Another is to think of this as layers of essential services: kernel, memory management, networking services, file services and so on. For a layer to be reliable the layers below it have to be reliable too. Isolating the layers in processes allows for faster resolution of where a problem originates which in turn will help to solve it.

And being able to identify the source of a problem allows for several other options: restart the process, proper identification of a longer term resolution because of the ability to log the error much closer to where it originated.

These are not silver bullets but structural approaches acknowledging the fact that software over a certain level of complexity is going to be faulty.

In my opinion the only system that gets this right is Erlang. (not the language, but the whole system)

joosters · on Oct 3, 2019

I take your point about Erlang, and its systems for restarting/replacing failed code & processes, but I don't see how this eliminates race conditions or their consequences.

One problem here is that it's not always a simple layer on layer order of dependencies, they can work both ways. Take swapping/paging for example. It can't be isolated as a separate driver or service. The kernel relies upon it, and so do processes, and yet the service itself relies upon filesystems, a separate layer again. A race condition in the swap system (like one of the bugs found by the tool in question) would break multiple layers, or a race in the filesystem could cause the swap system to fail. There is no real isolation here that saves an OS from failures.

jacquesm · on Oct 3, 2019

It's not 'magic', but will eliminate a whole swath of possibilities.

One reason why race conditions in monolithic kernels are very common is due to the requirement that code is re-entrant because of multi-threaded execution of the kernel itself. In a micro kernel situation the multi-threading can be avoided because you have enough processes to spread the cpu cores over to have a number of them active at the same time without having two or more of them active within the same process.

gpderetta · on Oct 3, 2019

> Another is to think of this as layers of essential services: kernel, memory management, networking services, file services and so on. For a layer to be reliable the layers below it have to be reliable too. Isolating the layers in processes allows for faster resolution of where a problem originates which in turn will help to solve it.

is there any reason to believe that most (or even a just considerable part) of race conditions in a kernel are cross module?

jacquesm · on Oct 3, 2019

Not necessarily, but the effects of a race condition (for instance: a privilege escalation) would be limited to the process the race was found in. That would substantially limited the potential for damage.

ergdgdsgdgs · on Oct 3, 2019

They're small :P!

Less facetiously, some micro kernels have been proven formally correct.
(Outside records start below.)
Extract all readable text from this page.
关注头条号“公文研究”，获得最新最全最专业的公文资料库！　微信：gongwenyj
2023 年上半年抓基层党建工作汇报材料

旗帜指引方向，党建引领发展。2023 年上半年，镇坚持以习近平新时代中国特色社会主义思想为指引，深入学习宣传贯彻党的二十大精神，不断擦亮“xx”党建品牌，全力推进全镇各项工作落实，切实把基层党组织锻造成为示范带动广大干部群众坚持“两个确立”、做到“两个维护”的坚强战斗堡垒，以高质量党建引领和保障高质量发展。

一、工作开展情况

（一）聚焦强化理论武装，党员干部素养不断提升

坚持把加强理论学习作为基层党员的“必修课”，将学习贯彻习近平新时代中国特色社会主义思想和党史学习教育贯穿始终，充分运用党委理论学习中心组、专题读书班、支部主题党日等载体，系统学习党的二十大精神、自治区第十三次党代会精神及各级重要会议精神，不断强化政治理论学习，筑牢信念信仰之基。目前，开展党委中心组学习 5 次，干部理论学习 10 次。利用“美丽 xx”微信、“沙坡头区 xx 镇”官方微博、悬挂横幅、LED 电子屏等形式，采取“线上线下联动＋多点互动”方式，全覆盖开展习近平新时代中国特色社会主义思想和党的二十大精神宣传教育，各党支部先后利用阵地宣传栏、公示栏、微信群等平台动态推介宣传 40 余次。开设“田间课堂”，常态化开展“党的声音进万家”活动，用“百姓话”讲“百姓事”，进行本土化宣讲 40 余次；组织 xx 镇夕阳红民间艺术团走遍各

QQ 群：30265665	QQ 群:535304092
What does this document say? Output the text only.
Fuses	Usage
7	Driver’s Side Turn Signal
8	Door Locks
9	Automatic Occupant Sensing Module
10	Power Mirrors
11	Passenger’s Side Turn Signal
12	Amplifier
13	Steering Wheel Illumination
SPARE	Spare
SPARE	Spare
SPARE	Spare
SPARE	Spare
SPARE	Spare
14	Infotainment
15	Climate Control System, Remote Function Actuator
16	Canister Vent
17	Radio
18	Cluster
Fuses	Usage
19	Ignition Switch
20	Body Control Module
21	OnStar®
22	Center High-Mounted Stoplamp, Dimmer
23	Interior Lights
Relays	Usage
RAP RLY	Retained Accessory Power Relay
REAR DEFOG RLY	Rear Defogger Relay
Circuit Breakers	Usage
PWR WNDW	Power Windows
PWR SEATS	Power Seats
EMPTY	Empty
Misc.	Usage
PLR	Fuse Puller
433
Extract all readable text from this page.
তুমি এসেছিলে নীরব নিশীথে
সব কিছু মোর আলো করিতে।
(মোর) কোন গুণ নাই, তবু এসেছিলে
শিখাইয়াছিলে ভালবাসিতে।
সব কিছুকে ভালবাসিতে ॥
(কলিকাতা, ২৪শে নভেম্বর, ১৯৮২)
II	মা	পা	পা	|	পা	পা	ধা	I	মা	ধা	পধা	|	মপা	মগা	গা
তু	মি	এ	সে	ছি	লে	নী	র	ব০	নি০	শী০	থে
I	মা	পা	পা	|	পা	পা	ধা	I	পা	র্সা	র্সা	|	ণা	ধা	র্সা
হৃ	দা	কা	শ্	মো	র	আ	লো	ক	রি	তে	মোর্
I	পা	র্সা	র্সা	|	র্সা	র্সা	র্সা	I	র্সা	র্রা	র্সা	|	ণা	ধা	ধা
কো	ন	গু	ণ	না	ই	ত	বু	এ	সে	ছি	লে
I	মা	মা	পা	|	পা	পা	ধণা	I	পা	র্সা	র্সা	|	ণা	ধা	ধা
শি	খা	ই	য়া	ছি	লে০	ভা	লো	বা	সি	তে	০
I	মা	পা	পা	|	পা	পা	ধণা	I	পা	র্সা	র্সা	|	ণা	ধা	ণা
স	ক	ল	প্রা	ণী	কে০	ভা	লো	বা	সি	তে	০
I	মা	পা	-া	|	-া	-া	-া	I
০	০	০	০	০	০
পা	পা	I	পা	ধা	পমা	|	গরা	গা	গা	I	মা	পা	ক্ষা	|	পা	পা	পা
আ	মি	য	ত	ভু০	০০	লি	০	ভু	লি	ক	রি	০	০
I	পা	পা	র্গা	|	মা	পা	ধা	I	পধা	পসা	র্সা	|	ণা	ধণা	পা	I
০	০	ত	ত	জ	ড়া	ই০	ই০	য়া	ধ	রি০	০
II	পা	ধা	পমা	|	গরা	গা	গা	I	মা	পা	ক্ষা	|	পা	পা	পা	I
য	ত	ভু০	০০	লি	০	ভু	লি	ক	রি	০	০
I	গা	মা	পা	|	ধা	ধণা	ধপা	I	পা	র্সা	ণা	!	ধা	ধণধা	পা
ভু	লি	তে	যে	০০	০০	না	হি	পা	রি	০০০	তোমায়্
You need a small code to prove formally correct.

And even on an intuitive level, if the code is small I can "hold" it all in my head - at least really grock it in a way you can 1E6 loc.

gpderetta · on Oct 3, 2019

why would a microkernel be smaller than than a monolithic kernel, given the same feature set? Unless you claim that async message passing leads to shorter code than procedure calls.

jacquesm · on Oct 3, 2019

Because it gets spread around over multiple processes you get process based isolation for each module that normally all lives within the same address space. So you may be able to break a module but you can't use that to elevate yourself to lord of the realm.

gpderetta · on Oct 3, 2019

I very much agree that a microkernel can be both more robust and secure. I'm arguing against being easier to understand. Modularity does not require address space separation, which is a runtime property, not a code organizations feature.

jacquesm · on Oct 4, 2019

The one tends to go hand-in-hand with the other, in my experience. Of course, that's anecdata, but the more complex projects that I've worked on that used message passing separated much more naturally and cleanly into isolated chunks of code that produced their own binaries. Essentially message passing and micro kernels dictate a services based approach, which is an excellent match for OS development.